Currently, RippleNet has over 700 public nodes but just 21 trusted validators. Out of the 21 trusted validators, Ripple operates 10 of them (48%). Additionally, the trusted validators set by default when running a node are all operated by Ripple. Therefore, unless you change your defaults when running a node, the system relies entirely on Ripple.
Lastly, RippleNet includes a function in which gateways can freeze issued currencies. The company claims that this function is in place so a client can follow regulatory procedure or inspect suspicious activity if they need to. But capabilities like this one are fairly unique in the blockchain world. Although Ripple themselves can’t freeze XRP, this does give gateways an unusual amount of control in what’s supposed to be a censorship-resistant network.
Ripple and most supporters agree that RippleNet is currently not as decentralized as it could or should be. And the company has laid out an extensive decentralization strategy to improve this attribute. The first part involves including a more substantial number of nodes across countries, entities, and software platforms on the network. That part has mostly been accomplished.

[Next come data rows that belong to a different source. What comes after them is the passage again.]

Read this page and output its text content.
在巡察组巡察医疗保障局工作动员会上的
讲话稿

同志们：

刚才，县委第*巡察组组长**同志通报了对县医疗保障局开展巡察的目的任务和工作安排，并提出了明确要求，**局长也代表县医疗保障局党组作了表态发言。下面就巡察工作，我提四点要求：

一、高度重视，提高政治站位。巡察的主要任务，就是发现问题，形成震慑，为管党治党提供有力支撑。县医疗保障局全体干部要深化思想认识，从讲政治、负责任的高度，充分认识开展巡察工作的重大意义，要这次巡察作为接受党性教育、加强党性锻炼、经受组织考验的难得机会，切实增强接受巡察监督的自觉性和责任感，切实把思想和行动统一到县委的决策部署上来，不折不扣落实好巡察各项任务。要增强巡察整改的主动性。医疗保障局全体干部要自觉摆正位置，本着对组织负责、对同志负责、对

The next step is to expand on the number of trusted validator nodes. Ripple is currently in the process of adding additional third-party validators and replacing the ones that they now operate. Ripple operated 100% of the validators at launch but now only operate 48% – a significant improvement.
Yes, Ripple holds the majority of XRP, but 55 billion of those tokens are/were in escrow. Ripple only has access to one billion XRP each month. This control is necessary to create supply predictability as the network grows. You don’t have to worry about Ripple suddenly dumping their entire bankroll on the market.
Verdict – Guilty
As it currently stands, RippleNet is centralized. There is an insurmountable amount of evidence that supports this. The vast majority of XRP is in the hands of Ripple, and the same can be said for the trusted validators. Although Ripple can’t directly freeze funds, they can easily toss their influence around to encourage gateways to do so (which they have before).

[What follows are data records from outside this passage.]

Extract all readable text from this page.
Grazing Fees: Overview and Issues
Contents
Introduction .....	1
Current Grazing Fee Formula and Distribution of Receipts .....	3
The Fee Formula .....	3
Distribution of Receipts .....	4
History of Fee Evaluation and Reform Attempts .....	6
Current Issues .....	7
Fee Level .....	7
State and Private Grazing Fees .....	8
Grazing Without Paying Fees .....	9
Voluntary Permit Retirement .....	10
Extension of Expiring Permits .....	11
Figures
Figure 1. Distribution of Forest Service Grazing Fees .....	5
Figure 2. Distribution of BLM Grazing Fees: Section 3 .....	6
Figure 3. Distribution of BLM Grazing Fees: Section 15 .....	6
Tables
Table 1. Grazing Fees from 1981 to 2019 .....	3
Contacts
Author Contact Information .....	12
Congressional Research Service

All that said, Ripple has publicly posted their strategy for decentralizing the network. If RippleNet becomes decentralized over time, then this verdict will change. However, it remains to be seen whether the company will follow through on their statements or how successful those efforts will be.
Case #3: Financial institutions aren’t using XRP.
Ripple fans commonly spout out a list of partnerships when praising the project. But, are these institutions actually using the blockchain tech on live accounts? And, if so, are they utilizing the XRP token? Most opponents don’t believe so. Even Ripple CTO David Schwartz clarifies that RippleNet participation doesn’t require XRP.
To explain further, it’s essential we define the difference between the products that Ripple offers:
- xCurrent, a software solution for cross-border payments, is Ripple’s primary product. It does not use XRP.
- xVia is a payments interface and API for corporations, payment providers, and banks. It isn’t available yet but also does not use XRP.
- xRapid, a liquidity solution, is currently the only product that does use XRP.
Financial institutions can use these products in combination with each other, but they aren’t. As of July, only ten companies have implemented xRapid with seven of those doing so on a trial basis. Additionally, Hikmet Ersek, Western Union (pilot company) CEO, has stated that they haven’t seen any costs savings in testing yet.
According to a Bloomberg report, executives at seven global financial institutions declared that they aren’t even considering implementing XRP in their systems. They state that the youth of the cryptocurrency industry and unclear regulatory issues create too much risk for their clients’ funds. Some of these institutions, although kept anonymous, are Ripple partners.